The management API as an operator notebook
Why the cluster management API became a thin operational layer over Kubernetes services.
Why this mattered
The management app is most useful when it turns repeated kubectl rituals into visible panels and API calls.
This belongs in the development timeline because RPi Kubernetes is not a single feature. It is a hybrid k3s homelab with an Ubuntu control plane, four Raspberry Pi 5 workers, Cloudflare Tunnel, and a data platform made from Kafka, Flink, Redis Stack, MinIO, DataHub, Airbyte, Polaris, and observability services. The project only became useful once its infrastructure decisions were written down well enough to be repeated.
Design decision
Kafka, Flink, documents, traces, Alpha Vantage, MLflow, nodes, and services all become inspection surfaces.

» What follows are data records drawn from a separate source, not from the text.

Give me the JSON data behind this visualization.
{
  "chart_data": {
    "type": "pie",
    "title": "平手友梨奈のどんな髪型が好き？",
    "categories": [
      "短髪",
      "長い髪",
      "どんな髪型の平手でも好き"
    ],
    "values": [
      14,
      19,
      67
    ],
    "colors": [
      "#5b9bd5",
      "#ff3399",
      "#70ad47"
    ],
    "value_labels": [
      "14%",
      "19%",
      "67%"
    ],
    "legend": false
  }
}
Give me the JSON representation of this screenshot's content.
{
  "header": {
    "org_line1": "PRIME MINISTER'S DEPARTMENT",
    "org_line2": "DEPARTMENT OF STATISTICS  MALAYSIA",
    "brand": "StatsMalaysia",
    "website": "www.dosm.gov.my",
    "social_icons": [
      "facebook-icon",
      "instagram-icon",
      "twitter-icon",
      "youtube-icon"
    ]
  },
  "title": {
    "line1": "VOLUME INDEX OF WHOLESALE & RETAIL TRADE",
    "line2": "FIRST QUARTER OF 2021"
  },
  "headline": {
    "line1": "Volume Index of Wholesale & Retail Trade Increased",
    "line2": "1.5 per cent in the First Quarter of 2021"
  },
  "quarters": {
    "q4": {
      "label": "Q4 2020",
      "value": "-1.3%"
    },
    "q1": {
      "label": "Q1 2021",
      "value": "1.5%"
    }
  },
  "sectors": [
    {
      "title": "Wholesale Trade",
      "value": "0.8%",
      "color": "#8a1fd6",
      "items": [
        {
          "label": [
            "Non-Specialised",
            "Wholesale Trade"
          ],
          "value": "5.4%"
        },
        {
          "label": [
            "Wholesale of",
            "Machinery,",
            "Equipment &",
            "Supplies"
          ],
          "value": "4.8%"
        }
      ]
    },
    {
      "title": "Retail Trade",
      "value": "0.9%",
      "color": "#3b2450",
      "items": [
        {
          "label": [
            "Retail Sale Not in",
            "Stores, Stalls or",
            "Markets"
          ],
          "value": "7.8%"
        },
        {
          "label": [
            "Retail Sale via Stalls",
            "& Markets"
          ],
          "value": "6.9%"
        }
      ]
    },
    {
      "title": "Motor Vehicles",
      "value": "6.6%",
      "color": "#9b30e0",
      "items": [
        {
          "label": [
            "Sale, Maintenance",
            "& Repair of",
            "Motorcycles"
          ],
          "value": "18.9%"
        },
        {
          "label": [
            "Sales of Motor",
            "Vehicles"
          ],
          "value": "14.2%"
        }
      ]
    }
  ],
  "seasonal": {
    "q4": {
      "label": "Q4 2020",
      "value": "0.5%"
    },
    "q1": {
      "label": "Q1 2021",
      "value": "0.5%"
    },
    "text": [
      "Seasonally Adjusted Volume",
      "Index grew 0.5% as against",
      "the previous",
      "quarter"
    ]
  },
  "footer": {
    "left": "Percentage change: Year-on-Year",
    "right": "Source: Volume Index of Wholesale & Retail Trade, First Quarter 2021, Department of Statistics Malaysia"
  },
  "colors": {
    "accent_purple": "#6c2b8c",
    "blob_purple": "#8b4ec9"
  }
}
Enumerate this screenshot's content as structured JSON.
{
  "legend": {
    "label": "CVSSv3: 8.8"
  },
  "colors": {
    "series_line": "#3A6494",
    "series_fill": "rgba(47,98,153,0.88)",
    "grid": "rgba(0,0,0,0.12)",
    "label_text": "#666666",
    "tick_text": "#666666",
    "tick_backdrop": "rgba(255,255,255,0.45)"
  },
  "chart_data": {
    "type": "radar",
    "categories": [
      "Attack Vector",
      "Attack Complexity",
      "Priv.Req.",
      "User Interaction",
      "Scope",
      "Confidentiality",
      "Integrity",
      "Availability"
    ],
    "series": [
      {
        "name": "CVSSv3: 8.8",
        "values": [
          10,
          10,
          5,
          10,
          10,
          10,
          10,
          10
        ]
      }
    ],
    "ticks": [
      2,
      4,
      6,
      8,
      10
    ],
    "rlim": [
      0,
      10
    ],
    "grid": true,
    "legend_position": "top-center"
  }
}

The practical stack around this decision includes k3s, Kustomize, Helm, Strimzi Kafka, Flink Operator, Redis Stack, RAGFlow, DataHub, Airbyte, Polaris, MinIO, Prometheus, Grafana, Loki, OpenTelemetry, Cloudflare Tunnel, FastAPI, Next.js. I try to keep the interfaces small: configuration describes intent, runtime code owns behavior, and operational notes explain what a future maintainer should check first.
What I would repeat
It is not a replacement for Kubernetes; it is the layer that remembers which questions I ask every week.
The repeatable pattern is to make the boring path explicit. For this project that means clear repository boundaries, documented setup, predictable deployment commands, and enough observability to know whether the system is healthy or merely quiet.
Reader takeaway
If you are building something similar, start with the workflow you need to repeat every week. Then add only the platform pieces that make that workflow easier to recover, explain, and extend.